According to the ancient myths, Papa is the wife of Wākea, son of the god Kahiko. Wākea is the Father Sky in the Hawaiian religion and a personification of the male creative power. He and Papa are representations of the divine masculinity and femininity. Together, they created the Hawaiian Islands and became the ancestors of the Hawaiian chiefs and noblemen. The most important offspring of Papa are the islands called Hawaiʻi, Maui, Oʻahu and Kauaʻi. Chiefs claimed their descent from Papa and it was believed they were divine as well.

The most famous child of Wākea and Papa is called Hoʻohōkūkalani, and she became Wākea's lover, according to the famous myth.
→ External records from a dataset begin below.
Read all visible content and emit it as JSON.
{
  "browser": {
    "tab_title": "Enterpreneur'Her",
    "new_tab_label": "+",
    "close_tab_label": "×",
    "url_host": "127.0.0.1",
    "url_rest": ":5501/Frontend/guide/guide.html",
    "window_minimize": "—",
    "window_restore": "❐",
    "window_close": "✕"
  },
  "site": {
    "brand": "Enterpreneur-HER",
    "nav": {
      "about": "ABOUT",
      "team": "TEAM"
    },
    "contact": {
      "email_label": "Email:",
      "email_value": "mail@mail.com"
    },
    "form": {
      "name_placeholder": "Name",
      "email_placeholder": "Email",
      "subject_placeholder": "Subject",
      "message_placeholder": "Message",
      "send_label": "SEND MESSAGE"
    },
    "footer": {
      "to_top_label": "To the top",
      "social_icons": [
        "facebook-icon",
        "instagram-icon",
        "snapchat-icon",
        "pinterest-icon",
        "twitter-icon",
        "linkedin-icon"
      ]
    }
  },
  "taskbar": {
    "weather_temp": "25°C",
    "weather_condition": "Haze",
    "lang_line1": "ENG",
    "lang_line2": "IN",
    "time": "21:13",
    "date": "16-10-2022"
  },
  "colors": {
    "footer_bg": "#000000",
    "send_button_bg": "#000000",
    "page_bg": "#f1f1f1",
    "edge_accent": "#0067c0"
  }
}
When Hoʻohōkūkalani gave birth to a stillborn baby, it was Papa who named the child Hāloa and buried him in the soft earth; from that place sprung the first taro. Hoʻohōkūkalani again mated with her father, and had a living child, who was also named Hāloa.

==Worship==
A women's temple, called Hale o Papa, is the primary religious structure associated with the worship of this goddess. Hale o Papa are often built in connection with luakini, or "men's temples" (places of "official" ceremony, which are primarily dedicated to the gods Kū and Lono), although it is believed by many practitioners that they may also exist independently.

In the Aloha ʻĀina movement, Papa is often a central figure, as her spirit is that of the life-giving, loving, forgiving Earth who nurtures human life, and who is being abused by the misdeeds of mankind, especially in regard to the abuse of nature.